Making DER competitive is possible if DER can access all the values it creates for the system
Distributed Generation can be a benefit for the electrical system. Yet the value that its brings to the system may vary: it depends on the DER technology, on the location in network and on the way the technology is operated. In addition to the energy delivery value (selling electricity, heating or cooling), Distributed Generation can be seen as a substitute to network investment if it coincides with consumption peaks (network value) or as a complementary service when aggregated with other DG units. The competitiveness of DER should be assessed on the basis of an in-depth analysis of all these value components. EU-DEEP designed proposals to make such value components explicit. For instance, EU-DEEP developed new tariffs principles. Based on large scale interval metering infrastructures (meter measuring usage in short time interval: 10, 15 or 30 minutes), they permit to assess the footprint of load and generation on distribution networks, thus allowing an accurate valuation of DER as a network replacement.
EU-DEEP presents new businesss approaches for DER units that gradually reduces the need for public subsidies
Aggregation of Distributed Generation and Demand Response will play a key role in revealing the different values of DER: it is a way to integrate these local resources into the global dynamics of the market. The role of aggregators is to use the flexibility of DER, reach a size that permits to enter energy markets, and provide services to the network operators. EU-DEEP carried out an in-depth assessment based on field tests of three contrasted aggregation business models set in three different European countries. Some business models of aggregation could bring a fair rate of return to aggregators within several current regulatory contexts, while creating value for the other stakeholders, for example, reduction of the end-user’s bill, new flexibility routes for the system operators, reduction of CO2 emissions, etc. In all of the 2020 scenarios studied, the added value of aggregation increases. For the business models that are still based today on support schemes, aggregation allows a progressive reduction in the need for public subsidies.

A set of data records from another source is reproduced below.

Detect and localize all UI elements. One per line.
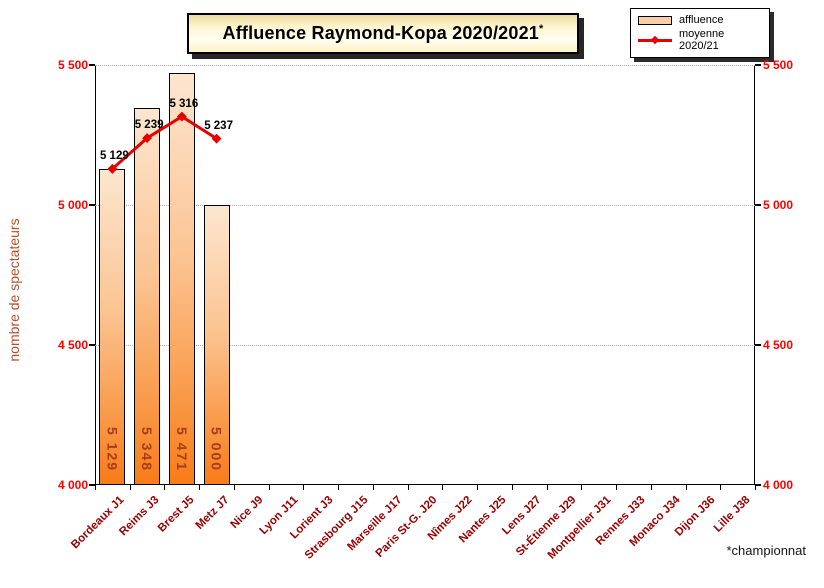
y-axis-tick (755, 484, 761, 486)
line-point-marker (176, 111, 187, 122)
x-axis-tick (372, 485, 374, 490)
line-point-label: 5 239 (134, 119, 164, 132)
line-point-label: 5 237 (204, 119, 233, 132)
y-axis-tick (89, 204, 95, 206)
gridline (95, 345, 755, 346)
x-axis-tick (650, 485, 652, 490)
bar-value-label: 5 471 (173, 426, 190, 472)
x-axis-tick (407, 485, 409, 490)
x-axis-tick (685, 485, 687, 490)
y-axis-tick (89, 64, 95, 66)
y-axis-title: nombre de spectateurs (6, 218, 22, 362)
bar-value-label: 5 348 (139, 426, 156, 472)
y-tick-label-right: 4 500 (763, 338, 794, 352)
x-axis-tick (616, 485, 618, 490)
line-point-marker (142, 133, 153, 144)
line-point-label: 5 316 (169, 97, 199, 110)
x-axis-tick (303, 485, 305, 490)
x-axis-tick (338, 485, 340, 490)
gridline (95, 205, 755, 206)
x-axis-tick (546, 485, 548, 490)
bar: 5 348 (134, 107, 161, 485)
chart-title: Affluence Raymond-Kopa 2020/2021* (222, 23, 544, 43)
x-axis-tick (199, 485, 201, 490)
x-axis-tick (581, 485, 583, 490)
y-tick-label-right: 5 000 (763, 198, 794, 212)
x-axis-tick (511, 485, 513, 490)
y-tick-label-left: 5 000 (57, 198, 88, 212)
bar-value-label: 5 129 (104, 426, 121, 472)
bar-swatch-icon (638, 15, 672, 25)
line-point-label: 5 129 (99, 149, 129, 162)
chart-title-box: Affluence Raymond-Kopa 2020/2021* (187, 13, 579, 54)
x-axis-tick (477, 485, 479, 490)
legend-item-affluence: affluence (638, 14, 762, 26)
x-axis-tick (268, 485, 270, 490)
line-point-marker (211, 133, 222, 144)
bar: 5 000 (203, 205, 230, 485)
footnote: *championnat (726, 543, 807, 558)
bar: 5 129 (99, 168, 126, 485)
y-tick-label-right: 5 500 (763, 58, 794, 72)
x-axis-tick (95, 485, 96, 490)
y-tick-label-left: 5 500 (57, 58, 88, 72)
chart-title-asterisk: * (539, 23, 544, 35)
bar: 5 471 (168, 73, 195, 485)
plot-area (95, 65, 755, 485)
line-series-svg (107, 111, 222, 174)
moyenne-line (111, 114, 218, 171)
x-axis-tick (720, 485, 722, 490)
gridline (95, 65, 755, 66)
x-axis-tick (129, 485, 131, 490)
legend-item-label: affluence (679, 14, 724, 26)
y-tick-label-left: 4 500 (57, 338, 88, 352)
bar-value-label: 5 000 (208, 426, 225, 472)
x-axis-tick (164, 485, 166, 490)
y-axis-tick (89, 484, 95, 486)
y-tick-label-right: 4 000 (763, 478, 794, 492)
y-axis-tick (89, 344, 95, 346)
y-axis-tick (755, 344, 761, 346)
x-axis-tick (755, 485, 756, 490)
y-axis-tick (755, 204, 761, 206)
legend-item-label: moyenne 2020/21 (679, 28, 725, 52)
y-tick-label-left: 4 000 (57, 478, 88, 492)
x-axis-tick (442, 485, 444, 490)
legend: affluence moyenne 2020/21 (630, 8, 770, 58)
x-axis-tick (233, 485, 235, 490)
legend-item-moyenne: moyenne 2020/21 (638, 28, 762, 52)
line-marker-icon (638, 35, 672, 45)
y-axis-tick (755, 64, 761, 66)
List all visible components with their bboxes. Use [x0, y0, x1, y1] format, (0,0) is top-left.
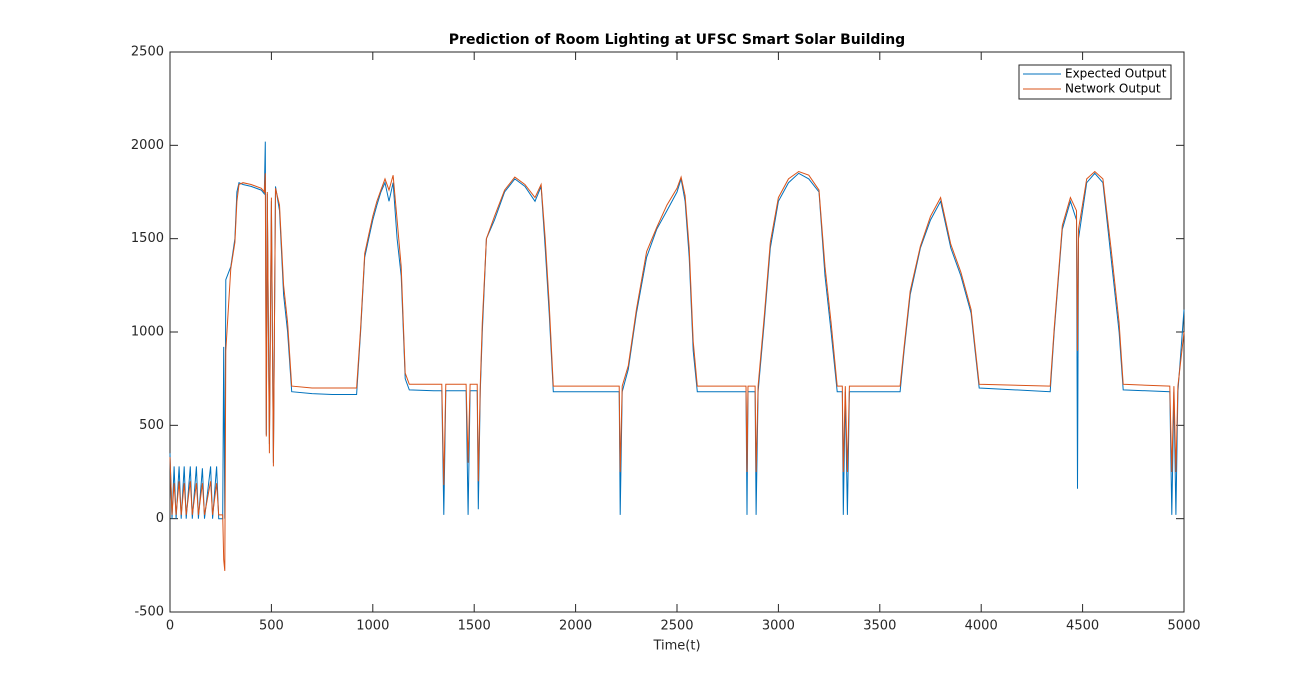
x-tick-label: 3500	[863, 619, 896, 634]
y-tick-label: 500	[139, 418, 164, 433]
y-tick-label: -500	[134, 605, 164, 620]
y-tick-label: 1000	[131, 325, 164, 340]
x-tick-label: 2000	[559, 619, 592, 634]
y-tick-label: 1500	[131, 231, 164, 246]
series-line	[169, 170, 1185, 571]
legend-label: Expected Output	[1065, 67, 1167, 81]
y-tick-label: 2000	[131, 138, 164, 153]
x-tick-label: 5000	[1167, 619, 1200, 634]
x-tick-label: 4500	[1066, 619, 1099, 634]
series-line	[169, 141, 1185, 520]
x-tick-label: 1500	[458, 619, 491, 634]
x-tick-label: 500	[259, 619, 284, 634]
legend-box	[1018, 64, 1172, 100]
plot-frame	[169, 51, 1185, 613]
x-tick-label: 4000	[965, 619, 998, 634]
x-tick-label: 3000	[762, 619, 795, 634]
chart-title: Prediction of Room Lighting at UFSC Smar…	[449, 32, 905, 48]
y-tick-label: 2500	[131, 45, 164, 60]
x-axis-label: Time(t)	[652, 639, 700, 654]
y-tick-label: 0	[156, 511, 164, 526]
x-tick-label: 0	[166, 619, 174, 634]
x-tick-label: 2500	[660, 619, 693, 634]
legend-label: Network Output	[1065, 82, 1161, 96]
x-tick-label: 1000	[356, 619, 389, 634]
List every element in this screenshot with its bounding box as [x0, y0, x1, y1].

EU-DEEP proposes principles for regulatory harmonisation and standardisation for minimum cost DER integration
Today, national regulatory regimes define the economic terms of service to the Transmission and Distribution Operators. These existing rules play against DER expansion:
- manufacturers need to adapt their products to this diversity increasing the DER integration costs;
- aggregators cannot deploy successful business models easily as the regulation barriers change from one Member state to the other;
- heterogenous and transient DER regulation and support schemes increase the investor risk premium and decrease the penetration rate.
EU-DEEP new regulation principles address the fundamentals of DER regulation in relation to market and grid interaction, the standards to be developed to promote coordinated and least-cost expansion, as well as the priority areas for harmonisation of regulatory regimes.

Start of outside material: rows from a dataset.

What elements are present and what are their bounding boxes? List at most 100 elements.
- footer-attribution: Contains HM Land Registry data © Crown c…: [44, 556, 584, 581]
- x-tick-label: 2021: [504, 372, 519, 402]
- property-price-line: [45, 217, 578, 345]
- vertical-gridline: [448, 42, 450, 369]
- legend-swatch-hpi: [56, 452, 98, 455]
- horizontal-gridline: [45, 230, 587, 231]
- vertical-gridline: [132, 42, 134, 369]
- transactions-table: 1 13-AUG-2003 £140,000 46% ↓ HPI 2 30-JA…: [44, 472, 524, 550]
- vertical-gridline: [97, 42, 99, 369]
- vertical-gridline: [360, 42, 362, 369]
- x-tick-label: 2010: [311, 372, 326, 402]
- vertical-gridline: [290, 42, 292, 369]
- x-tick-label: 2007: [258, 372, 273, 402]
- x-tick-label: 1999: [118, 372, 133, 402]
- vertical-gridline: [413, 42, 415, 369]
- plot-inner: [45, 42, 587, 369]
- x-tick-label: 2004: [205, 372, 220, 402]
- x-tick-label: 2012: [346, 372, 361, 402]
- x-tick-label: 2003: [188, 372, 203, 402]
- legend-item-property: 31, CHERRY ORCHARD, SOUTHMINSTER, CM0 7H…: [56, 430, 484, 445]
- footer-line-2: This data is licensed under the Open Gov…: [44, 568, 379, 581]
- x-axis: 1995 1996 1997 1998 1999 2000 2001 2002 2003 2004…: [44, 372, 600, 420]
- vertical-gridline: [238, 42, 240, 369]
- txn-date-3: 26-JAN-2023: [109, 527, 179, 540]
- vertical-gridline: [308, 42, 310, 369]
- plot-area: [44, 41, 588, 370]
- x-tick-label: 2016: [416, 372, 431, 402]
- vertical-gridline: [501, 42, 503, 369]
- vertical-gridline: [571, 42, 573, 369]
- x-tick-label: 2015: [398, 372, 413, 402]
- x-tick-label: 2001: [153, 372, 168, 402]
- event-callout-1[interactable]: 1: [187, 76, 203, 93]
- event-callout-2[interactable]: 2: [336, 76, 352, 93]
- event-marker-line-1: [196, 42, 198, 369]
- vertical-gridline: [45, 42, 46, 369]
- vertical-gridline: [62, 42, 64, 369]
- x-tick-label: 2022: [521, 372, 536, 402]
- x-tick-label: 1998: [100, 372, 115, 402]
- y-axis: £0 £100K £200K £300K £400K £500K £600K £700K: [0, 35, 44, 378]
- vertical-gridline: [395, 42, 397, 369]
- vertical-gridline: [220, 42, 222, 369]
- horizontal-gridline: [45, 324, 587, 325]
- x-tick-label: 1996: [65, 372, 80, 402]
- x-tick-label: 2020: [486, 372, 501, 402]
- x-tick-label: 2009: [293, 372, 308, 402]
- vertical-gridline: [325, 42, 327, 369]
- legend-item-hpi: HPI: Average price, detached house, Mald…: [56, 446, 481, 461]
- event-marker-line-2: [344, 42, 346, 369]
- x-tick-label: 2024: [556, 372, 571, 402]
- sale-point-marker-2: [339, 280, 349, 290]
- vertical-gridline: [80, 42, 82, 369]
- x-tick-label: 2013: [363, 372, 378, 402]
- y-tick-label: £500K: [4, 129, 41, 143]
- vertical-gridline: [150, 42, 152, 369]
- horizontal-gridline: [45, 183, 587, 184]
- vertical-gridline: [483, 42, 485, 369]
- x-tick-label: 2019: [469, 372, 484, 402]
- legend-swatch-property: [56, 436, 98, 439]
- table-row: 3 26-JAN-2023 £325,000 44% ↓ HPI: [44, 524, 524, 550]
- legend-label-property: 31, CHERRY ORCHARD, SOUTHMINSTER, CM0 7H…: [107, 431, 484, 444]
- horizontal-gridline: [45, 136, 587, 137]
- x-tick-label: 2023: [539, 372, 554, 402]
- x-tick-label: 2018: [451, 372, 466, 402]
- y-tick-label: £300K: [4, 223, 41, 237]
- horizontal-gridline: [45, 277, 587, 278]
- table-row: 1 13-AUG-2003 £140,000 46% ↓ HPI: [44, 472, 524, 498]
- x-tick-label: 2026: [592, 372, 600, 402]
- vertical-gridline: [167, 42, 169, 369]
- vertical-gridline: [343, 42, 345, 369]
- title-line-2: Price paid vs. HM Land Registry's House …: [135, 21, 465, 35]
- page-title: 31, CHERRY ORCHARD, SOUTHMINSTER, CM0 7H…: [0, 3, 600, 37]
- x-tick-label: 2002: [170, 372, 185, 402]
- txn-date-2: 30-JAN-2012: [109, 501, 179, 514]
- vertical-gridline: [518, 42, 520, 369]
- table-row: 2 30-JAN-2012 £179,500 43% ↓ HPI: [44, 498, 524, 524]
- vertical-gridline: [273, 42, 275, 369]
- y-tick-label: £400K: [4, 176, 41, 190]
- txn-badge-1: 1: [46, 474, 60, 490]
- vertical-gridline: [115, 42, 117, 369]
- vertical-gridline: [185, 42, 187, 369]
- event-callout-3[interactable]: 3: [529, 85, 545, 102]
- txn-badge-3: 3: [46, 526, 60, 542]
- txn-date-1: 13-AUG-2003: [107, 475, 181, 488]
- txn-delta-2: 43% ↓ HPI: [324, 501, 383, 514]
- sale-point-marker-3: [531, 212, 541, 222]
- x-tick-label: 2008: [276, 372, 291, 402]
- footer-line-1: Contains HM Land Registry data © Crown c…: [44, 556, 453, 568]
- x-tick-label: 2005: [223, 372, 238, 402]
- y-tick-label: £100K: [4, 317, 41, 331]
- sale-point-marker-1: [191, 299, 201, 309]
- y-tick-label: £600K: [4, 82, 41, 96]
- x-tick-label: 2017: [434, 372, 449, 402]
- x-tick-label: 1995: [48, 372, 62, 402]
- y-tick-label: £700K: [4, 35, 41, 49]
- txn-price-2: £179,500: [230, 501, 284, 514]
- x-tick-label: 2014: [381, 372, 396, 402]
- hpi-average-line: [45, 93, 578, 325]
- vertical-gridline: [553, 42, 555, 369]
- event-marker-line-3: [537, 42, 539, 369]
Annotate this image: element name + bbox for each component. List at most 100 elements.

Challenges not covered by EU-DEEP
- What are the detailed CO2 balance assessments of the three aggregation tested business cases?
- What are the other benefits that DER deployment could bring to the regional economies upstream and downstream?
- How to mix several application sectors (like housing and transportation) to catalyse DER expansion in Europe?
- What are the optimal large experiments required to help successful deployment schemes in the wake of the Third Energy Package to be scaled up?